Although this is the way it is, it is not the way it has to be. It is possible to reshape cultural concepts. For better or worse, religions and empowered ideologies have been doing this for a long time. However, their targets have not been male aggression, sexual or otherwise.

But now we may have a window of time when this important subject can be rethought – rethought to the end of improving the cultural assistance given to the mature prefrontal cortex. Along these lines, here are some potential steps to consider. All should be pursued in a non-ideological way. Let’s keep religion and politics out of these efforts, and let science and evolutionary awareness be our tutors.

+ Educate both men and women about the nature of the primitive instincts they are subject to. As it is, most individuals grow up without having a clue about what they are experiencing.
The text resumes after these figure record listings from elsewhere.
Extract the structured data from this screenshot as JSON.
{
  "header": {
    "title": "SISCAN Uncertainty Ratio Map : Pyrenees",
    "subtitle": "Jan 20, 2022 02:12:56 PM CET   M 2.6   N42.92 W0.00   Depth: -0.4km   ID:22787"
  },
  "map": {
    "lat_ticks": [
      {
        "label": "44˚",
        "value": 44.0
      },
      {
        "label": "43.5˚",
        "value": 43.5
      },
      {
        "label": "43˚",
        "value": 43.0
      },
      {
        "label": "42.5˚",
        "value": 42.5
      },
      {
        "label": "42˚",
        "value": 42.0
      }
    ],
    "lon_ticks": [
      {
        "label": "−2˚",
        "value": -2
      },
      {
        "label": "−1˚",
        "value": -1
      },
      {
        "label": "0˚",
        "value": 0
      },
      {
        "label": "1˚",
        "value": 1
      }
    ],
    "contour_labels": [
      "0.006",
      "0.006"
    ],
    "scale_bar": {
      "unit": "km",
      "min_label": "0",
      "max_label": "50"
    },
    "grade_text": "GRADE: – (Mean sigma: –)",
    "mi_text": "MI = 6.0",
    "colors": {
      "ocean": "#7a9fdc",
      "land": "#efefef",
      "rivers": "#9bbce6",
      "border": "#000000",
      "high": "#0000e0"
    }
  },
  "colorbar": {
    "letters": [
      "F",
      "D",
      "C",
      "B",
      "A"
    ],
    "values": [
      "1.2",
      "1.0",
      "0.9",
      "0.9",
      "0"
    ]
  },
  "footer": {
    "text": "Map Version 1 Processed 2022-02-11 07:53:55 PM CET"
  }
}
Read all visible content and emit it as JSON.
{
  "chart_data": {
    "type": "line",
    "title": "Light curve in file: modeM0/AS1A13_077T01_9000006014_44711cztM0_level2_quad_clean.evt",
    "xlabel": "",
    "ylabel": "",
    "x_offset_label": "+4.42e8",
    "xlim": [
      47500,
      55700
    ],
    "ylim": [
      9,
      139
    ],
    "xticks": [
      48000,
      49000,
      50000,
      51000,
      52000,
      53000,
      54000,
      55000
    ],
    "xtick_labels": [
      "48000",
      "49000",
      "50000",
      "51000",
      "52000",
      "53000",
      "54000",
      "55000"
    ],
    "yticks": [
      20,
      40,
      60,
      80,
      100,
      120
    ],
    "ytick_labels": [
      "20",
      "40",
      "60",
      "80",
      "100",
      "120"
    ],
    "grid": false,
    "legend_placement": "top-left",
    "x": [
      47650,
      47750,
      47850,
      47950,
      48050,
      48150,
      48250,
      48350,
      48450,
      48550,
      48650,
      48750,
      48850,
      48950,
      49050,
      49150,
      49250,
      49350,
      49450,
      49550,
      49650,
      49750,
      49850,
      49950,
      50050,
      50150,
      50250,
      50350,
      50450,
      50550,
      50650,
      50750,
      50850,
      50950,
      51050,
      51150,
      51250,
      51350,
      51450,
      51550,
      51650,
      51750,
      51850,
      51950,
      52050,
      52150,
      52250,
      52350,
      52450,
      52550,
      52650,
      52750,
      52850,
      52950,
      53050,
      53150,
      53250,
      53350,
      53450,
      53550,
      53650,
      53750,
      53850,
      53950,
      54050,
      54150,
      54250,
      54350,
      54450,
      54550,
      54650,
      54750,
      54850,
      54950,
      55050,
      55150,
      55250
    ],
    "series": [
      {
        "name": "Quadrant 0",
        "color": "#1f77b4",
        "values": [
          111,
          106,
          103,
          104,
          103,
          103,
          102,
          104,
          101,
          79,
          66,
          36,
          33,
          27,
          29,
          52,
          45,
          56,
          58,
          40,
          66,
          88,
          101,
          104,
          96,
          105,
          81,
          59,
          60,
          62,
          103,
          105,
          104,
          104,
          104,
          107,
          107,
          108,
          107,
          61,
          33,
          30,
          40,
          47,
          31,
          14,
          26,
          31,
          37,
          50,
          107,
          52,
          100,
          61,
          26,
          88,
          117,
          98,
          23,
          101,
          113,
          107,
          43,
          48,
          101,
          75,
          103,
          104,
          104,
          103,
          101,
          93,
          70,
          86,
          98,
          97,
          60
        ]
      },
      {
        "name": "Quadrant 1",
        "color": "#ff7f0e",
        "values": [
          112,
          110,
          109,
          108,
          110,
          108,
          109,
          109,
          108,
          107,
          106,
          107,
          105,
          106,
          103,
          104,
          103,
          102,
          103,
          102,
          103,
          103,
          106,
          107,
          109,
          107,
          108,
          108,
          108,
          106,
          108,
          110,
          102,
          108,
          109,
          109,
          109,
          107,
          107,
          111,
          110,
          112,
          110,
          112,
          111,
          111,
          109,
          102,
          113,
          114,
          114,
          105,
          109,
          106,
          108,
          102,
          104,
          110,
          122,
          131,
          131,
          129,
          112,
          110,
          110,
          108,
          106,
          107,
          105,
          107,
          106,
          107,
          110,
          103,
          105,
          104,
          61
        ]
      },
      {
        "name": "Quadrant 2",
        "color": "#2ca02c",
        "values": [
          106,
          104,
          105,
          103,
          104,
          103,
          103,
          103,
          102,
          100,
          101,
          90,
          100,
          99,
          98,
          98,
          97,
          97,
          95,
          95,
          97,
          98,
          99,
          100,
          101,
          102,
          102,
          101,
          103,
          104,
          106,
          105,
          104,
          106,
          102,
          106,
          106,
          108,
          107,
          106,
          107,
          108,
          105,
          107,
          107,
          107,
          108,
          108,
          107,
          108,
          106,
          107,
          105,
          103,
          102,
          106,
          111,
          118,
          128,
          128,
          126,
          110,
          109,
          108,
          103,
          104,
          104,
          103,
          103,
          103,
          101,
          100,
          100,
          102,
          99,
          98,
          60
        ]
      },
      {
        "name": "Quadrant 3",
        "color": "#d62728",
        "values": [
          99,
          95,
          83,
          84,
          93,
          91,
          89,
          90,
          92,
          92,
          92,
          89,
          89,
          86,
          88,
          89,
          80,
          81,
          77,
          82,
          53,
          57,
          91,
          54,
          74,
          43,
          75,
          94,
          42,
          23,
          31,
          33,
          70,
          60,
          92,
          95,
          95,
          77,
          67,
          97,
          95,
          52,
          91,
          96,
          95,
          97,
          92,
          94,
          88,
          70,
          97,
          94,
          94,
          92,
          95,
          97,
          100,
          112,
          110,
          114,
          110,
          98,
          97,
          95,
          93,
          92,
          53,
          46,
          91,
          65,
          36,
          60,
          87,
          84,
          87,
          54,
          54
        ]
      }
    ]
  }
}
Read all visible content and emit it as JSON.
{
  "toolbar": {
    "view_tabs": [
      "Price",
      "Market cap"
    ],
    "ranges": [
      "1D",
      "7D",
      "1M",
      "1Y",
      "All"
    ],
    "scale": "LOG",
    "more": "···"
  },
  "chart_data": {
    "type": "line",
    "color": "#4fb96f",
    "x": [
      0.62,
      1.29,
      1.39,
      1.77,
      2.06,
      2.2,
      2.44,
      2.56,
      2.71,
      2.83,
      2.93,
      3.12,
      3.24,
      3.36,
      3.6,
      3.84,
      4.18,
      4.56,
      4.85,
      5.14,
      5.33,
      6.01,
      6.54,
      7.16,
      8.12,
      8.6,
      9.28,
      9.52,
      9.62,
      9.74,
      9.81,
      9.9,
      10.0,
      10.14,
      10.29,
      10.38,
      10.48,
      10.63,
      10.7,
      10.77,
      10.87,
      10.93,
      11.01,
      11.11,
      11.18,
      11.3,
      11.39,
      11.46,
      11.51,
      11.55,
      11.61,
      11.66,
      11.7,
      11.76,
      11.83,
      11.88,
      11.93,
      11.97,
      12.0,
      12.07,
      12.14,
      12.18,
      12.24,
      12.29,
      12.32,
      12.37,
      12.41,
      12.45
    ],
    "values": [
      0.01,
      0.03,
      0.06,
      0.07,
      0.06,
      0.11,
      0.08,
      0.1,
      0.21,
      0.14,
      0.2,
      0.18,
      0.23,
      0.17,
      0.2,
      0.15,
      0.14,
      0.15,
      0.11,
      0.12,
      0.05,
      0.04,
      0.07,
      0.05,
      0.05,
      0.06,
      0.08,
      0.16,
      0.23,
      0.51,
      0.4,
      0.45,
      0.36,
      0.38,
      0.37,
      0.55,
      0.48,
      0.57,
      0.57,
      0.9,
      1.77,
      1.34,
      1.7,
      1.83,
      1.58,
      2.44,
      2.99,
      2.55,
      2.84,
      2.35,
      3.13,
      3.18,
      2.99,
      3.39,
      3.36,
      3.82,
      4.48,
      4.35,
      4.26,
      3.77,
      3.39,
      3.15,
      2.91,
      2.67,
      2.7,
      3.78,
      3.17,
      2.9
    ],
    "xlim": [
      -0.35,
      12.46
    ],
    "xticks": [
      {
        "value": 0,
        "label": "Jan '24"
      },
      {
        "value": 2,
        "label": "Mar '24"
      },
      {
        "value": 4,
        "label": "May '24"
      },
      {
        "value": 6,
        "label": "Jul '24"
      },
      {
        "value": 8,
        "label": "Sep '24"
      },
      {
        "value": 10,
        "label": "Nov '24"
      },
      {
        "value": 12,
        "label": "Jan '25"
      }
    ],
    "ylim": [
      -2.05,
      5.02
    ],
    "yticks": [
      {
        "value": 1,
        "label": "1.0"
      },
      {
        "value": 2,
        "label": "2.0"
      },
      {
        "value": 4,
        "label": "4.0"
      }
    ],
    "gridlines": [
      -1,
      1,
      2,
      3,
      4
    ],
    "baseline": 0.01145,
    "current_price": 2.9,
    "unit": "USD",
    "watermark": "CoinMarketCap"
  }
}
Explain the need to manage these instinctual urges in reasonable ways. Explain that this means maintaining responsible cultural values.

+ Sexual egalitarianism should be implemented by law and then taught as “what is right” from kindergarten through college. The gender biases inherent in patriarchy should be seen as part of an unfortunate past history – like racism.

+ Devise instructional lessons to prepare young folks for serious relationships and marriage based on egalitarian principles. Such lessons should be at least as detailed as those needed to get a driver’s license.

+ Use the media to create a popular cultural environment that strongly condemns sexual harassment and other forms of aggression. The media should encourage serious remorse among bullies and harassers.

Conclusion

Do these suggestions sound like some civil authority should be allowed to shape how we think? Sorry, but in every culture, past and present, something like that has always been the case. You can also safely assume that those primitive instincts have always been playing with your mind.

And what have all the age-old, status quo cultural rules brought us so far? Civilization? Well, perhaps. But it is a civilization that still suffers periodic outbreaks of aggressive violence and rationalizes a tradition of unwanted sexual behavior abetted by patriarchal values. Not surprisingly, current laws, as they reflect the current state of culture, haven’t been very effective holding either form of aggression back.

Now that the sexual harassment genie seems to have escaped the bottle, we can see the problem more clearly. It’s time to pursue serious culture renovation – to take on those primitive instincts and thoughtfully develop better, non-doctrinaire cultural ways to manage them. One thing is for sure, they are not going to go away on their own.

Lawrence Davidson is a retired professor of history at West Chester University in West Chester, PA.